During my first half-mile of “peel” walking, I found myself peeling up and then “rolling” down – the peel in reverse, rolling from the heel to the ball of the foot as it came down. I know that in running this should be a midfoot strike, but that’s really awkward walking. It took until the second half-mile to figure out what I was doing wrong. I was still reaching out with my step, and it’s difficult not to heel strike when you’re reaching. I let my step fall under my column. Problem solved.
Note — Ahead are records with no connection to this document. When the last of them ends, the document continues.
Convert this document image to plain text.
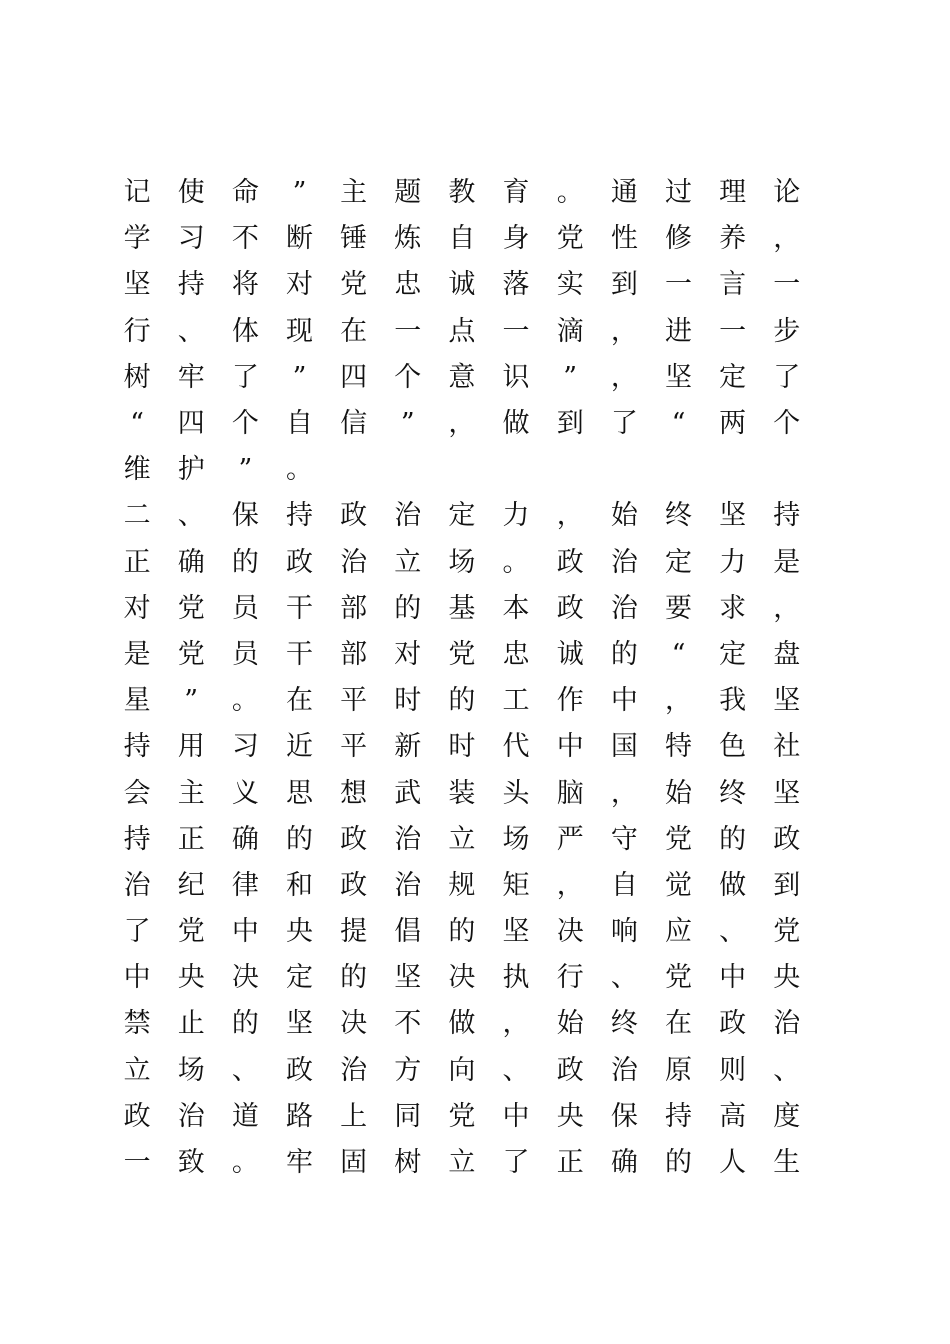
记	使	命	”	主	题	教	育	。	通	过	理	论
学	习	不	断	锤	炼	自	身	党	性	修	养	，
坚	持	将	对	党	忠	诚	落	实	到	一	言	一
行	、	体	现	在	一	点	一	滴	，	进	一	步
树	牢	了	”	四	个	意	识	”	，	坚	定	了
“	四	个	自	信	”	，	做	到	了	“	两	个
维	护	”	。
二	、	保	持	政	治	定	力	，	始	终	坚	持
正	确	的	政	治	立	场	。	政	治	定	力	是
对	党	员	干	部	的	基	本	政	治	要	求	，
是	党	员	干	部	对	党	忠	诚	的	“	定	盘
星	”	。	在	平	时	的	工	作	中	，	我	坚
持	用	习	近	平	新	时	代	中	国	特	色	社
会	主	义	思	想	武	装	头	脑	，	始	终	坚
持	正	确	的	政	治	立	场	严	守	党	的	政
治	纪	律	和	政	治	规	矩	，	自	觉	做	到
了	党	中	央	提	倡	的	坚	决	响	应	、	党
中	央	决	定	的	坚	决	执	行	、	党	中	央
禁	止	的	坚	决	不	做	，	始	终	在	政	治
立	场	、	政	治	方	向	、	政	治	原	则	、
政	治	道	路	上	同	党	中	央	保	持	高	度
一	致	。	牢	固	树	立	了	正	确	的	人	生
I had the mechanics down enough to try this running, but I really needed to concentrate on relaxing. An oxymoron? Perhaps. Concentrate is the wrong word. It connotes the intense, furrowed brow that is anything but relaxed. The authors use the word focus, which to me connotes more of a line of sight to a goal. I took a deep breath, and alternated my mind focusing on the peel and focusing on letting go the tension in my lower legs.
The authors used two visuals that really helped me with this exercise. The first was the wheel. I found myself singing my own tweaked version of the Journey song, “wheel in the back keeps on turning” under my breath. The second visual was the roadrunner – speeding along with his feet spinning behind him.
I ran this way for 30 minutes. I discovered that the more I relaxed my feet and ankles, the lighter my strike felt. This could be a breakthrough!